The handle is created by the template so we need to add in the question and answer strings. The variables are used to pass data into and out of activities, the activity is the equivalent of a program statement and acts on the data. In workflow it is possible to author new activities such as the EightBall in the example above. The code for the activity is as follows:

using System;
using System.Activities;

namespace MagicEightBall.WorkflowService {
    public sealed class EightBall : CodeActivity {
        private static Random random = new Random();
        private static string[] answers = { "Yes", "No", "Ask again", "Definitely", "Bad idea", "Perhaps", "Unsure" };

        public InArgument Question { get; set; }

        protected override string Execute(CodeActivityContext context) {
            string question = context.GetValue(this.Question);
            string answer = answers[random.Next(0, answers.Length - 1)];

            return answer;
        }
    }
}

This activity is essentially the same code as the Eightball class in the original service. The question is captured as an InArgument to the activity and the result is a string, specified as a CodeActivity. Note the use of the CodeActivityContext to get the value of the question from the workflow runtime at execution time.
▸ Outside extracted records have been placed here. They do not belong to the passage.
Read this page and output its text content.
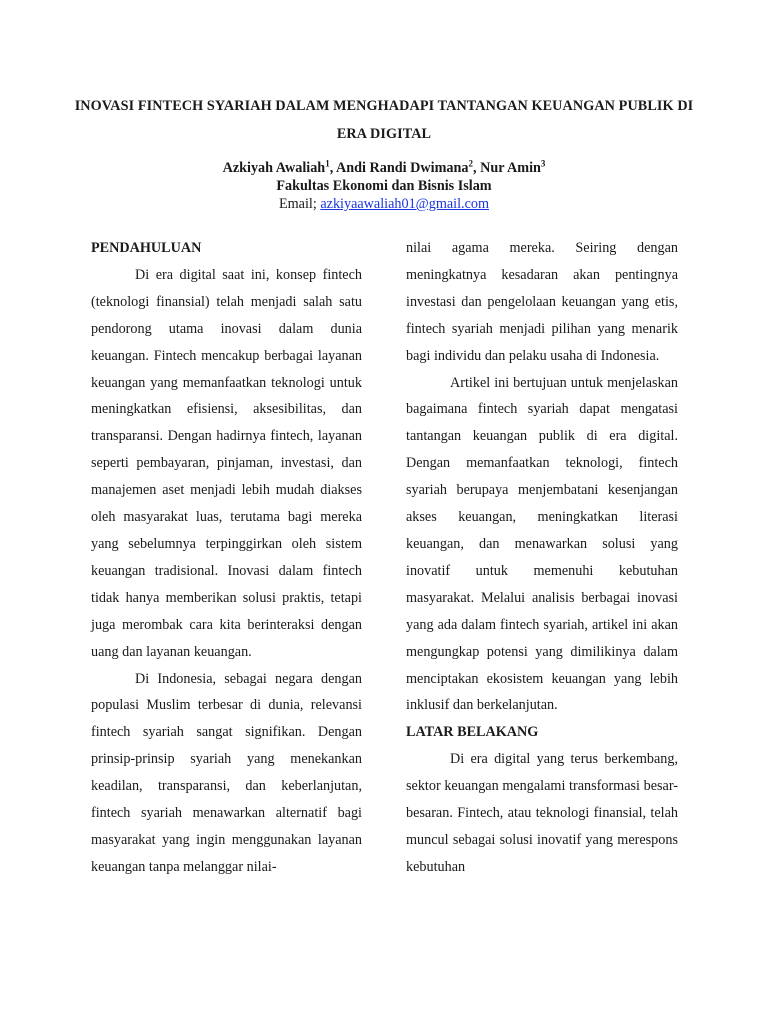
INOVASI FINTECH SYARIAH DALAM MENGHADAPI TANTANGAN KEUANGAN PUBLIK DI ERA DIGITAL
Azkiyah Awaliah$^1$, Andi Randi Dwimana$^2$, Nur Amin$^3$
Fakultas Ekonomi dan Bisnis Islam
Email; azkiyaawaliah01@gmail.com
PENDAHULUAN

Di era digital saat ini, konsep fintech (teknologi finansial) telah menjadi salah satu pendorong utama inovasi dalam dunia keuangan. Fintech mencakup berbagai layanan keuangan yang memanfaatkan teknologi untuk meningkatkan efisiensi, aksesibilitas, dan transparansi. Dengan hadirnya fintech, layanan seperti pembayaran, pinjaman, investasi, dan manajemen aset menjadi lebih mudah diakses oleh masyarakat luas, terutama bagi mereka yang sebelumnya terpinggirkan oleh sistem keuangan tradisional. Inovasi dalam fintech tidak hanya memberikan solusi praktis, tetapi juga merombak cara kita berinteraksi dengan uang dan layanan keuangan.

Di Indonesia, sebagai negara dengan populasi Muslim terbesar di dunia, relevansi fintech syariah sangat signifikan. Dengan prinsip-prinsip syariah yang menekankan keadilan, transparansi, dan keberlanjutan, fintech syariah menawarkan alternatif bagi masyarakat yang ingin menggunakan layanan keuangan tanpa melanggar nilai-

nilai agama mereka. Seiring dengan meningkatnya kesadaran akan pentingnya investasi dan pengelolaan keuangan yang etis, fintech syariah menjadi pilihan yang menarik bagi individu dan pelaku usaha di Indonesia.

Artikel ini bertujuan untuk menjelaskan bagaimana fintech syariah dapat mengatasi tantangan keuangan publik di era digital. Dengan memanfaatkan teknologi, fintech syariah berupaya menjembatani kesenjangan akses keuangan, meningkatkan literasi keuangan, dan menawarkan solusi yang inovatif untuk memenuhi kebutuhan masyarakat. Melalui analisis berbagai inovasi yang ada dalam fintech syariah, artikel ini akan mengungkap potensi yang dimilikinya dalam menciptakan ekosistem keuangan yang lebih inklusif dan berkelanjutan.

LATAR BELAKANG

Di era digital yang terus berkembang, sektor keuangan mengalami transformasi besar-besaran. Fintech, atau teknologi finansial, telah muncul sebagai solusi inovatif yang merespons kebutuhan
After compiling the project we get an EightBall activity in our toolbox and this can be dragged into the service workflow. The completed implementation looks as follows with the addition of the EightBall activity:

The EightBall activity needs to have its arguments mapped to variables. The properties of the activity are defined as follows:

In the receive activity, the operation name is changed to AskQuestion and the content is changed to:

Here the receive activity expects to get a string parameter called question which is mapped to the question variable we created earlier. The receive/send activity pairing is analogous to the AskQuestion method in our coded service.

The send activity returns a string and is paired with the Receive Question send activity as shown in the Request field.

Here we are returning the answer that we got from the EightBall activity. This workflow is now functionally equivalent to our original coded example: a string containing a question is passed in, a string containing an answer is returned.

To host the workflow service, the same steps are taken as before. You simply choose to publish the service from Visual Studio into IIS. The service exposes metadata in the same way as the coded service, therefore you can as Visual Studio to generate a service reference for you and then consume the service in the same way as we did for the coded service.

So we have two ways to solve a problem – which is better? It depends on the work that the service is performing. If the service is co-ordinating work across multiple services then a workflow makes sense as it can be easier to visualize the intended flow of control. If the service co-ordination is long running and needs to be persisted then again a workflow makes sense as this long running, durable capability is built right into the workflow service host that Microsoft ships out of the box.

The sample code contains some additional concepts not discussed such as a separate activity library and instrumentation options for service code. The code is small and so hopefully this does not clutter the examples too much.

Migration from .NET 2/3/3.5 to .NET 4

During the TechEd session, the question was asked:

“How do I migrate my services from WCF3 to WCF4?”

The simple as answer is that you recompile your source under .NET 4 and you should be done. .NET 4 is backwards compatible with .NET 2/3.X but you need to recompile for the new CLR (common language runtime).